01 - 1 cup of granulated sugar
02 - 5 tablespoons of softened unsalted butter
03 - ½ cup of heavy cream, brought to room temperature
04 - 1 teaspoon of fine sea salt
05 - 1 teaspoon of vanilla extract

→ Chocolate Cake

06 - 1 cup of sugar
07 - 1 cup of general-purpose flour
08 - ¼ cup plus an extra 2 tablespoons of unsweetened cocoa powder
09 - 1 teaspoon of baking soda
10 - ½ teaspoon of regular salt
11 - 1 large egg
12 - ½ cup of buttermilk
13 - ½ cup of any vegetable oil
14 - 1 teaspoon of vanilla extract
15 - ½ cup of hot brewed coffee

→ Caramel Mousse

16 - 1 cup of softened cream cheese
17 - ½ cup of cooled salted caramel sauce
18 - 1 cup of chilled heavy cream
19 - 1 teaspoon of vanilla extract

→ Topping

20 - ⅓ cup of the salted caramel sauce

# Instructions:

01 - Melt down the sugar over low heat in a heavy-bottomed pan.

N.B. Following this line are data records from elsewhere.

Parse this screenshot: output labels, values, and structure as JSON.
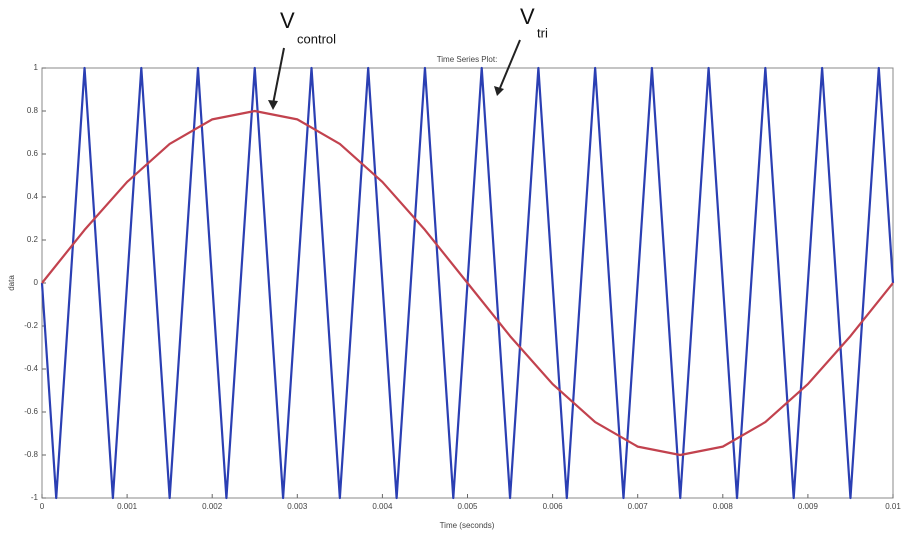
{
  "chart_data": {
    "type": "line",
    "title": "Time Series Plot:",
    "xlabel": "Time (seconds)",
    "ylabel": "data",
    "xlim": [
      0,
      0.01
    ],
    "xticks": [
      0,
      0.001,
      0.002,
      0.003,
      0.004,
      0.005,
      0.006,
      0.007,
      0.008,
      0.009,
      0.01
    ],
    "ylim": [
      -1,
      1
    ],
    "yticks": [
      -1,
      -0.8,
      -0.6,
      -0.4,
      -0.2,
      0,
      0.2,
      0.4,
      0.6,
      0.8,
      1
    ],
    "grid": false,
    "annotations": [
      {
        "text": "V",
        "sub": "control"
      },
      {
        "text": "V",
        "sub": "tri"
      }
    ],
    "series": [
      {
        "color": "#2b3fb3",
        "x": [
          0,
          0.000167,
          0.0005,
          0.000833,
          0.001167,
          0.0015,
          0.001833,
          0.002167,
          0.0025,
          0.002833,
          0.003167,
          0.0035,
          0.003833,
          0.004167,
          0.0045,
          0.004833,
          0.005167,
          0.0055,
          0.005833,
          0.006167,
          0.0065,
          0.006833,
          0.007167,
          0.0075,
          0.007833,
          0.008167,
          0.0085,
          0.008833,
          0.009167,
          0.0095,
          0.009833,
          0.01
        ],
        "values": [
          0,
          -1,
          1,
          -1,
          1,
          -1,
          1,
          -1,
          1,
          -1,
          1,
          -1,
          1,
          -1,
          1,
          -1,
          1,
          -1,
          1,
          -1,
          1,
          -1,
          1,
          -1,
          1,
          -1,
          1,
          -1,
          1,
          -1,
          1,
          0
        ]
      },
      {
        "color": "#c2424e",
        "x": [
          0,
          0.0005,
          0.001,
          0.0015,
          0.002,
          0.0025,
          0.003,
          0.0035,
          0.004,
          0.0045,
          0.005,
          0.0055,
          0.006,
          0.0065,
          0.007,
          0.0075,
          0.008,
          0.0085,
          0.009,
          0.0095,
          0.01
        ],
        "values": [
          0,
          0.247,
          0.47,
          0.647,
          0.761,
          0.8,
          0.761,
          0.647,
          0.47,
          0.247,
          0,
          -0.247,
          -0.47,
          -0.647,
          -0.761,
          -0.8,
          -0.761,
          -0.647,
          -0.47,
          -0.247,
          0
        ]
      }
    ]
  }
}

Slowly mix in butter and cream once melted, then stir in salt with vanilla. Chill until it's thickened up.
02 - Combine the dry ingredients first. Add all the wet ones, except the coffee, and mix everything up evenly. Stir in the hot coffee, then bake in a springform pan lined with parchment at 300°F for 25–30 minutes.
03 - Beat the cold heavy cream together with vanilla until stiff peaks form. Blend cream cheese and caramel together until it's smooth, then gently fold in the whipped cream.
04 - Spread the mousse evenly over the cooled cake. Let it set up in the fridge for at least 6 hours or overnight.
05 - Cover the top of the cake with the remaining caramel sauce. Use a spatula to make it smooth and even.

# Notes:

01 - Store-bought caramel works just fine if you're in a pinch.
02 - Don't skip the coffee—it's the secret to a deep chocolate taste.
03 - Leftovers can be stored in the fridge for 4 days.
04 - This cake can be frozen for up to 1 month.